While Griswold said dipping into the surplus to help with potential cash flow issues was possible, it was not as easy as “withdrawing money from a checking account,” he said. “Some of it is kept in (certificate of deposit) savings accounts.”

“The property tax is by far and away the largest piece of our $30 million in the budget,” Griswold said. “It’s certainly a major, major part of it and we don’t get a lot of state aid compared to taxes. We are tax-dependent, and we don’t have a lot of commercial taxes we rely on. It is mostly residential taxes we rely on.”

Because Lyme has two months' worth of operating expenses in its reserves — about $1.6 million, or about 16% of the town’s total $10 million budget — First Selectman Steve Mattson said it could be risky to allow what is still an unknown number of taxpayers to defer payments until Oct. 1.

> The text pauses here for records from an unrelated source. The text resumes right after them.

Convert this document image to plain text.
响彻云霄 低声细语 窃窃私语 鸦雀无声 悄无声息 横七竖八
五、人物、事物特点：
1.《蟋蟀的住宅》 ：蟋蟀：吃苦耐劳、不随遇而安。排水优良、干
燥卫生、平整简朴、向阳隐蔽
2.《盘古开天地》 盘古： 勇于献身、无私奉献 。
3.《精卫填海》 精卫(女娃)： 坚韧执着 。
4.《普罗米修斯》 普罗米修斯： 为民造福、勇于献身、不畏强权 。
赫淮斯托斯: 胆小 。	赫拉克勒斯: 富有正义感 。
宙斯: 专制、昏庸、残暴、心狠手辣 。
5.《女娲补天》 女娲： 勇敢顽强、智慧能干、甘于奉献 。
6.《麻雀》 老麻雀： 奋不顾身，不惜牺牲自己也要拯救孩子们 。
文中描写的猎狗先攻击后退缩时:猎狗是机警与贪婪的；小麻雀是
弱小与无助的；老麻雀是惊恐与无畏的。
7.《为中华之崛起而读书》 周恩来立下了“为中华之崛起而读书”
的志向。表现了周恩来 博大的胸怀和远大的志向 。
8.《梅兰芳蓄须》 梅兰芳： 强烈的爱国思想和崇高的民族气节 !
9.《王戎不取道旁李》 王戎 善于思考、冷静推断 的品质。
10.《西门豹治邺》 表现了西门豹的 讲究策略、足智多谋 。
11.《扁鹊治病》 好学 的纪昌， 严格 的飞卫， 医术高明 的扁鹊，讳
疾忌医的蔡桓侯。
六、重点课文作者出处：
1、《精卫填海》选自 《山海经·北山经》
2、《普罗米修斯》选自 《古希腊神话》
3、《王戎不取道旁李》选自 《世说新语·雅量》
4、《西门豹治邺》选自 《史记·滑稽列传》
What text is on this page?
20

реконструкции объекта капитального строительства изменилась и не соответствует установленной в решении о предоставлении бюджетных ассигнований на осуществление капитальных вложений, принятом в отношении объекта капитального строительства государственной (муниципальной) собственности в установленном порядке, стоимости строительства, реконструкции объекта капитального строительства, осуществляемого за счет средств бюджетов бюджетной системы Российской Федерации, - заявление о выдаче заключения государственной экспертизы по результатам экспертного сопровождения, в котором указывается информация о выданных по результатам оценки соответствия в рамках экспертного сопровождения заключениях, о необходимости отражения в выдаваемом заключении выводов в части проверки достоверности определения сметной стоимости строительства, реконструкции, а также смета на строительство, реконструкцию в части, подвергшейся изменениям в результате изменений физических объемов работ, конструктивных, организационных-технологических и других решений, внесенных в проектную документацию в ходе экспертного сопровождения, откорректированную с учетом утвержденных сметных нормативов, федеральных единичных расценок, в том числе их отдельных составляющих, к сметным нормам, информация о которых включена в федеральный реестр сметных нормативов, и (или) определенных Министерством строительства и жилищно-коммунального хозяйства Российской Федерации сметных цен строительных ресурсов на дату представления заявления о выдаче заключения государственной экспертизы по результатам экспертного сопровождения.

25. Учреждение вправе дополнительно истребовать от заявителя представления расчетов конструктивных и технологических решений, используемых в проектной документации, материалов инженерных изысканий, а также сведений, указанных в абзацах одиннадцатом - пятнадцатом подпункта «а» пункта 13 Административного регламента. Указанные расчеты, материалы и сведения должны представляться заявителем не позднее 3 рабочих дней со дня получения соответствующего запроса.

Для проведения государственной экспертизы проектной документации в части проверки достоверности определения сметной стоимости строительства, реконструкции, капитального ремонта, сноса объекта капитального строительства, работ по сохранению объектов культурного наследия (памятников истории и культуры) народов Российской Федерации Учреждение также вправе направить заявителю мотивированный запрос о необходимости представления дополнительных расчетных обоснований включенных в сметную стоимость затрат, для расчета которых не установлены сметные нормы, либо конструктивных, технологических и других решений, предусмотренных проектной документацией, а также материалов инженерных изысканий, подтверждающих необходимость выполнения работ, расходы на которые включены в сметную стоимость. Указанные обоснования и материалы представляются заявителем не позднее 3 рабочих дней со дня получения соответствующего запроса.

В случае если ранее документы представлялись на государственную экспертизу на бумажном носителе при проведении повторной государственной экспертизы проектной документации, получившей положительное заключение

Approximately 22% of taxes owed to the town are escrowed, he said, and the town does not stagger its tax collection throughout the year as is the case in many other towns. Lyme typically collects 98% of its taxes in its first quarter, Mattson said.

Though Mattson said he believes most taxpayers still will pay their taxes on time this summer, “without the replenishment, it’s hard to keep the government functioning. ...  The Board of Finance and Selectmen agreed this was the prudent financial thing to do."